I have always been interested in my family's geneology. I know it's part of my personality. According to my Strength Finders index, Context is my strongest strength. I like to understand the background before I make any decision. Another of my top five strengths is Input--I just like to know things, interesting, important, or not. So, finding out about my family and its history is a natural interest for me.
My grandma's parents came from Germany. Otto Gericke worked his way across the Atlantic Ocean to the New World on a ship. I keep his seabag in my hope chest.
I also have his official papers and many letters that were sent to him, most of them written in German.

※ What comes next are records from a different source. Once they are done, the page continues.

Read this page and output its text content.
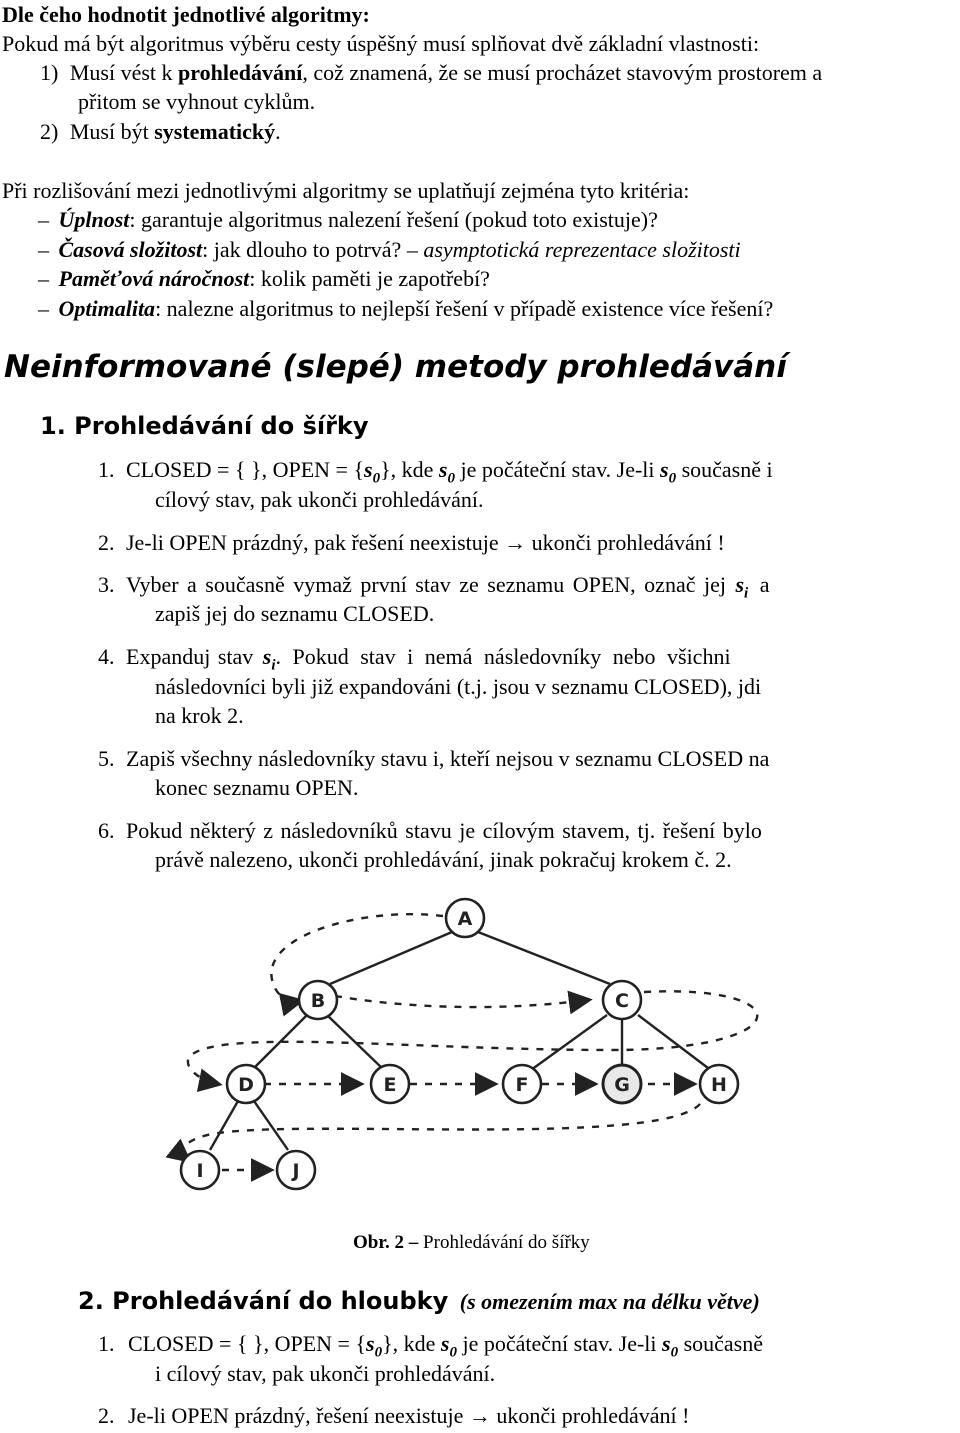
Dle čeho hodnotit jednotlivé algoritmy:
Pokud má být algoritmus výběru cesty úspěšný musí splňovat dvě základní vlastnosti:
1) Musí vést k prohledávání, což znamená, že se musí procházet stavovým prostorem a
přitom se vyhnout cyklům.
2) Musí být systematický.
Při rozlišování mezi jednotlivými algoritmy se uplatňují zejména tyto kritéria:
– Úplnost: garantuje algoritmus nalezení řešení (pokud toto existuje)?
– Časová složitost: jak dlouho to potrvá? – asymptotická reprezentace složitosti
– Paměťová náročnost: kolik paměti je zapotřebí?
– Optimalita: nalezne algoritmus to nejlepší řešení v případě existence více řešení?
Neinformované (slepé) metody prohledávání
1. Prohledávání do šířky
1. CLOSED = { }, OPEN = $\{s_0\}$, kde $s_0$ je počáteční stav. Je-li $s_0$ současně i
cílový stav, pak ukonči prohledávání.
2. Je-li OPEN prázdný, pak řešení neexistuje → ukonči prohledávání !
3. Vyber a současně vymaž první stav ze seznamu OPEN, označ jej $s_i$ a
zapiš jej do seznamu CLOSED.
4. Expanduj stav $s_i$. Pokud stav i nemá následovníky nebo všichni
následovníci byli již expandováni (t.j. jsou v seznamu CLOSED), jdi
na krok 2.
5. Zapiš všechny následovníky stavu i, kteří nejsou v seznamu CLOSED na
konec seznamu OPEN.
6. Pokud některý z následovníků stavu je cílovým stavem, tj. řešení bylo
právě nalezeno, ukonči prohledávání, jinak pokračuj krokem č. 2.
A
B	C
D	E	F	G	H
I	J
Obr. 2 – Prohledávání do šířky
2. Prohledávání do hloubky (s omezením max na délku větve)
1. CLOSED = { }, OPEN = $\{s_0\}$, kde $s_0$ je počáteční stav. Je-li $s_0$ současně
i cílový stav, pak ukonči prohledávání.
2. Je-li OPEN prázdný, řešení neexistuje → ukonči prohledávání !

My great grandfather had a Chinese penpal who wrote to him in grammatically perfect English. This Chinese gentleman was a great admirer of Sun Yat Sen and in his letters he praised the Chinese leader's beliefs and personal life.
My great grandparents moved to Oregon in about 1925. They went to visit family there and loved it, saying the Willamette River Valley reminded them of Germany. They sold the farm in Iowa and my grandparents had no more home. So they followed her parents to Portland just in time to be plunged into the Great Depression with everyone else who needed jobs but couldn't find one because there weren't any. My great grandfather took an old shed and rebuilt it into a home for my grandparents and their four children so at least they had a place to live. That is my grandma's house of my childhood.

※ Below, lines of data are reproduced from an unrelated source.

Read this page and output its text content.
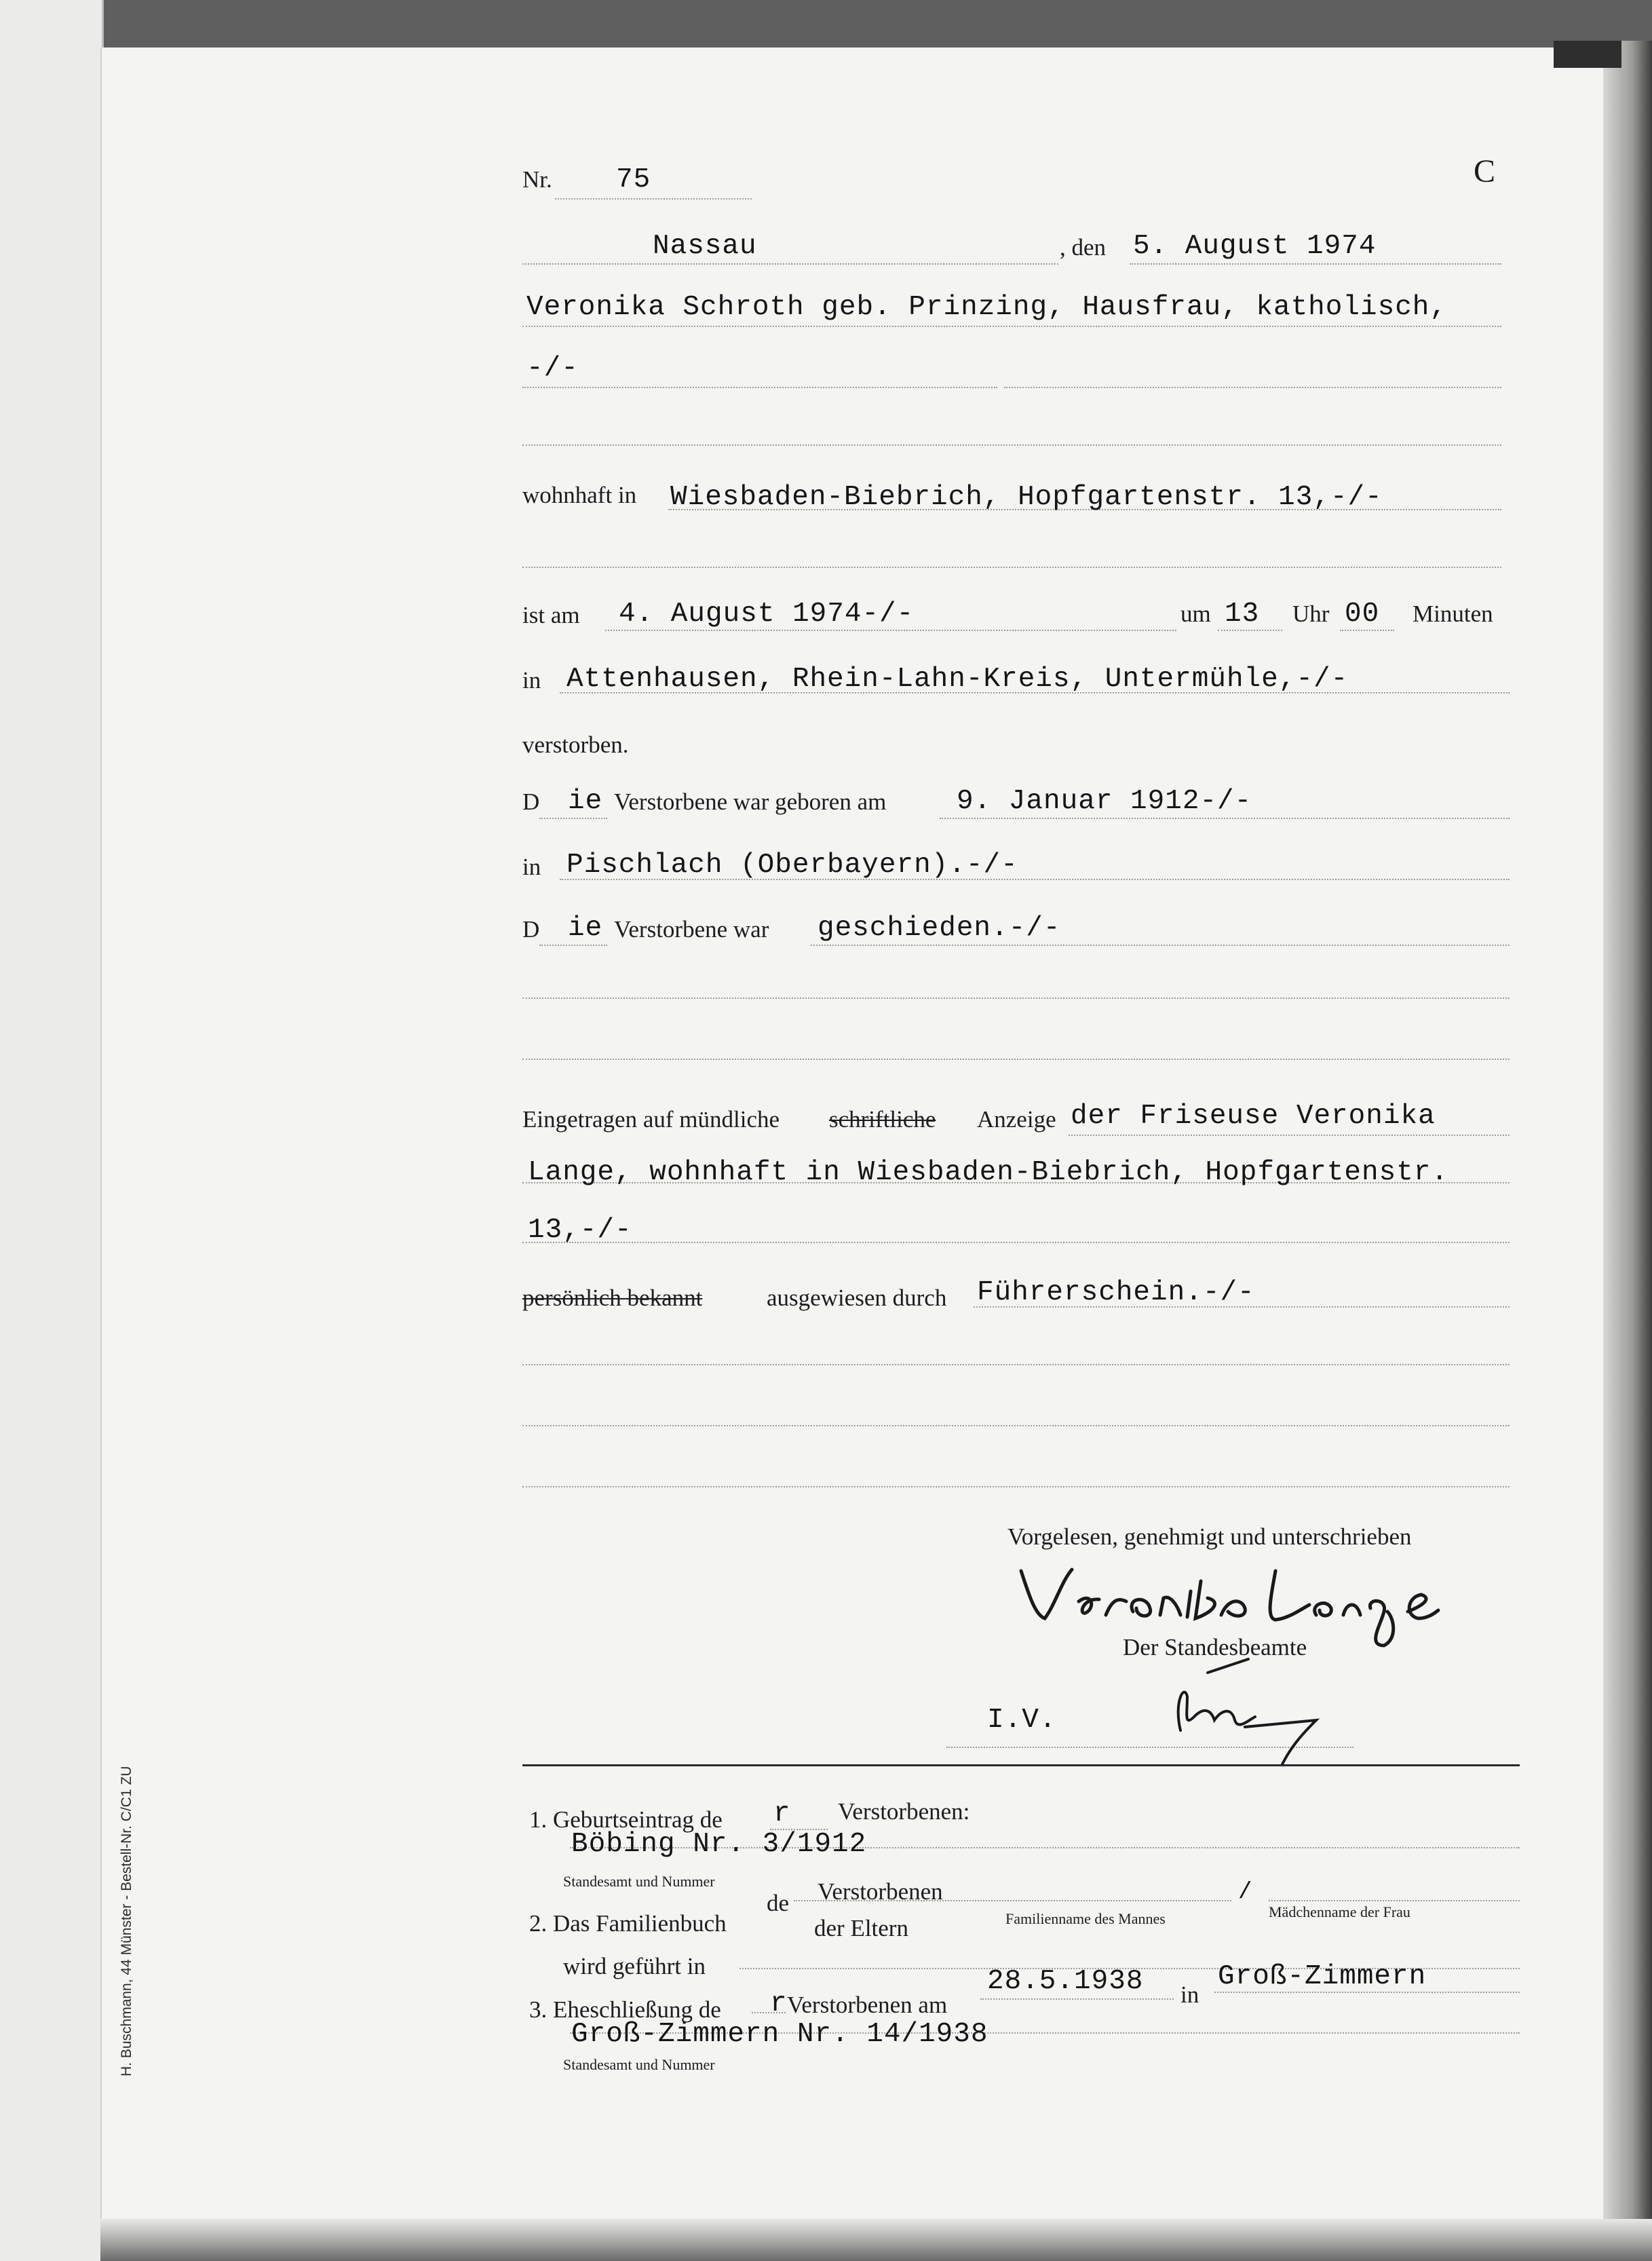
H. Buschmann, 44 Münster - Bestell-Nr. C/C1 ZU
Nr. 75	C
Nassau	, den 5. August 1974
Veronika Schroth geb. Prinzing, Hausfrau, katholisch,
-/-
wohnhaft in Wiesbaden-Biebrich, Hopfgartenstr. 13,-/-
ist am 4. August 1974-/-	um 13 Uhr 00 Minuten
in Attenhausen, Rhein-Lahn-Kreis, Untermühle,-/-
verstorben.
D ie Verstorbene war geboren am	9. Januar 1912-/-
in Pischlach (Oberbayern).-/-
D ie Verstorbene war geschieden.-/-
Eingetragen auf mündliche schriftliche Anzeige der Friseuse Veronika
Lange, wohnhaft in Wiesbaden-Biebrich, Hopfgartenstr.
13,-/-
persönlich bekannt	ausgewiesen durch Führerschein.-/-
Vorgelesen, genehmigt und unterschrieben
Der Standesbeamte
I.V.
1. Geburtseintrag de r Verstorbenen:
Böbing Nr. 3/1912
Standesamt und Nummer
2. Das Familienbuch
de Verstorbenen	/
der Eltern	Familienname des Mannes	Mädchenname der Frau
wird geführt in
3. Eheschließung de r Verstorbenen am
28.5.1938 in
Groß-Zimmern
Groß-Zimmern Nr. 14/1938
Standesamt und Nummer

My mother, then, was a Portland girl, 100% German. My dad was a country boy from Coos County, Oregon, 100% English (I found an Irish ancestor in there, too). I am half German, half English, 99% American with a little Asian mixed from all the years we lived in Indonesia. The Professor is half Swedish, 25% English and 25% German. Our children are, therefore, 3/8 English (with that bit of Irish), 3/8 German and 1/4 Swedish. Blonde/light brown haired, blue eyed Americans with that Indonesian cultural core.
I sometimes wonder what Great Grandpa Gericke would think. I could show him the letters I've read and reread (at least the ones in English), his old sea bag, the old photos of his wife Alma and him, the ones wrapped in tissue, lying in the bottom of the hope chest where Chaplain Dan, Kiti, Mike and Mama Mia's baby books are stored, a connection between my children and him, their great, great grandfather. He'd probably say, "Ach, ja. Sehr gut."